Know Your Whores and Royals: It’s Shakespeare Sumptuary Law Time at the Globe Theater Tour in London

“From the statues of Henry 8th and Queen Mary… None shall wear any silk of the color purple, cloth of gold, nor fur of sables, but only the King, Queen, King’s mother, children… and those of the Garter, purple in mantles only…” -British Sumptuary Laws

Okay… for all of you who don’t know this by now… half of being a good teacher means being curious about stuff most people this is boring and mundane. Let’s face it, your best teachers were also the kids who almost flunked out of school: the daydreamers, the backrow wasteoids, the social outcast rejects… yeah, those people grew up and are raising your kids.
Nice, huh?
“Velvet in gowns, coats or other garments, fur of leopards, except men of the degrees mentioned, baron’s sons, knights and gentlemen…” -British Sumptuary Laws

Now, I wasn't really a social reject, but I certainly fell into the daydreamer category. Long hours were spent in high school just staring at posters on the wall or thinking about the hairs on the head of the kid in front of me… one day it was a forest I hoped to enter and fight a dragon, another the long braids of a maiden high atop a tower in need of rescue… okay, maybe I was a bit of a wasteoid after all.
“Caps, hats, hatbands and garters… except gentlemen attending upon the Queens privy chamber or in the office of cupbearer, esquire for the body, ushers, or of the stables…” -British Sumptuary Laws

But one thing I loved was books. And so when I became a literature teacher, it wasn’t just teaching great novels like Of Mice and Men or The Sun Also Rises, it was also about following my own curiosity toward the eras those books were penned and learning everything I could about them to bring back to class.
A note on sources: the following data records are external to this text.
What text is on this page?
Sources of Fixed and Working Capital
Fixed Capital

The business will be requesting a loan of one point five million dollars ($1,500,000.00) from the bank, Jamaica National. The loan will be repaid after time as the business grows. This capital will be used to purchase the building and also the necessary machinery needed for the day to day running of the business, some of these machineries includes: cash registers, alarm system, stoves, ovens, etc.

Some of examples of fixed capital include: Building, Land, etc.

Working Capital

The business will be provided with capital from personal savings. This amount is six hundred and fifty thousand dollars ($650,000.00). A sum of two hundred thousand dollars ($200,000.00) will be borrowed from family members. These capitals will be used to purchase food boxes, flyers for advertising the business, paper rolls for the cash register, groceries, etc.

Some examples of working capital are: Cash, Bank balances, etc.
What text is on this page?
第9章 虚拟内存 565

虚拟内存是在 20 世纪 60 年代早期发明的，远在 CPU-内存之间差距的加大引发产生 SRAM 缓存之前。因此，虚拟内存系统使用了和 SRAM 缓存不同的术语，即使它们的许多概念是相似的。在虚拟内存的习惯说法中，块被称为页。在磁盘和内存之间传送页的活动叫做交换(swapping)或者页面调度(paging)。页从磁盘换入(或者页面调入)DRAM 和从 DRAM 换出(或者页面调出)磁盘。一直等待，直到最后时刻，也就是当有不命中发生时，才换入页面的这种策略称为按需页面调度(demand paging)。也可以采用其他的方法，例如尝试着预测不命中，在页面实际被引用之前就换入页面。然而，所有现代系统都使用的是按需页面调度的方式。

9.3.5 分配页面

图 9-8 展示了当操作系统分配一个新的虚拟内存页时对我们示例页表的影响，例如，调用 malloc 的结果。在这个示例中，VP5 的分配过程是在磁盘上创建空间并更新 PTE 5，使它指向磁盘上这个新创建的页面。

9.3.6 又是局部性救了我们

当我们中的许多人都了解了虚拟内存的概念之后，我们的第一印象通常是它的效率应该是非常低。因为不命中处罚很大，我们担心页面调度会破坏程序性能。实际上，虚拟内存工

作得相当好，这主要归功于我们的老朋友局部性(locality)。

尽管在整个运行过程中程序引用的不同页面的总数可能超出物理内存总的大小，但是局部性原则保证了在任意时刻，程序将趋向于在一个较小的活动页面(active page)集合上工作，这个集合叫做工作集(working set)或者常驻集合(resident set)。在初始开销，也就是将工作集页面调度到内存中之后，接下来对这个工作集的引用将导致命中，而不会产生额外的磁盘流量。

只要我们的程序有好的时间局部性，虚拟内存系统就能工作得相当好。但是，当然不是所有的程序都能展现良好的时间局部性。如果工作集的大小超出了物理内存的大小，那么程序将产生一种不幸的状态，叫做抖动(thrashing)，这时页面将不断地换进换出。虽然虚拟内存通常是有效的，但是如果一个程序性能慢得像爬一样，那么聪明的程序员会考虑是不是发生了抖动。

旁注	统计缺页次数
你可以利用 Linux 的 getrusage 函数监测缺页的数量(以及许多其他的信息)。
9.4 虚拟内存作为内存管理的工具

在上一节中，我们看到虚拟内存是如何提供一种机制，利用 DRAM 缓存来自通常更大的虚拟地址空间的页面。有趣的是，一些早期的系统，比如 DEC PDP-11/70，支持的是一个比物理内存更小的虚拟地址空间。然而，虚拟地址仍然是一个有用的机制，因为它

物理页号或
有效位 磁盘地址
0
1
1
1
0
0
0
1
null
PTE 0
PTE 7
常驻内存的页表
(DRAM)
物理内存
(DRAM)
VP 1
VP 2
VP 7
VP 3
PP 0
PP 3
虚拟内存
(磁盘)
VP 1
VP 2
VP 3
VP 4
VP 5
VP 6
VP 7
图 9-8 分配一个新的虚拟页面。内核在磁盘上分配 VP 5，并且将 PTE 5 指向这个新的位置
That’s another rule about great teachers, they never stop learning and making it new.
“Satin, damask, camlet or taffeta in gown… except men that may dispend 100 pounds by the year…” -British Sumptuary Laws

One such subject was Sumptuary Laws. These are basically laws on the books that regulate habits of consumption that restrain luxury or extravagance and help to create social hierarchies and morals through restrictions on clothing, food, and accessories. Sounds lame, huh? No, actually, it’s amazing to study.
Here’s some background.
“Hat, bonnet, girdle, scabbards of swords, daggers, shoes of velvet are the apparel of knights…” -British Sumptuary Laws

One of the first sumptuary laws was a Greek code in the 7th century that said, “No free woman should be allowed any more than one maid to follow her, unless she was drunk.” She was also, “not to wear jewels of gold at night or an embroidered robe unless she was a professed and public prostitute.” (This comes from the studies of Montaigne).
How totally silly is that?
Rome had her laws as well, known as Sumptuariae Leges… which stated, “ordinary male citizens were allowed to wear toga virilis only upon reaching the age of a political majority,” and they were not allowed to wear silk or detail their clothing with stripes as per social rank.
Once again, prostitutes in Ancient Rome were to wear flame-colored togas and in the 13th century in Marseilles, a striped cloak, in England, a striped hood, and over time every group from Jews to Muslims were mandated to wear certain clothes like tassels over the arm or specific finery.
“None shall wear spurs, swords, rapiers, daggers, buckles or girdles… in ordinary office while attending the Queen’s majesty in person…” -British Sumptuary Laws

Now… you don’t even want to get me started on the Church! Wow, those guys had dress codes down pat… but how about the fashion forward French. Well, between 1629 and 1633 Louis the 13th, ever the conscious fellow, prohibited anyone but princes from wearing gold embroidered caps, shirts, collars, and cubs with puffs, slashes, and bunches of ribbon. He wanted them all to himself.
“As for women, no fur except for duchessess… cloth of gold, silver, silk or embroidered with gold or silver or pear…” -British Sumptuary Laws

Yeah, it’s madness right? But knowing these things can help you enjoy the play a little better.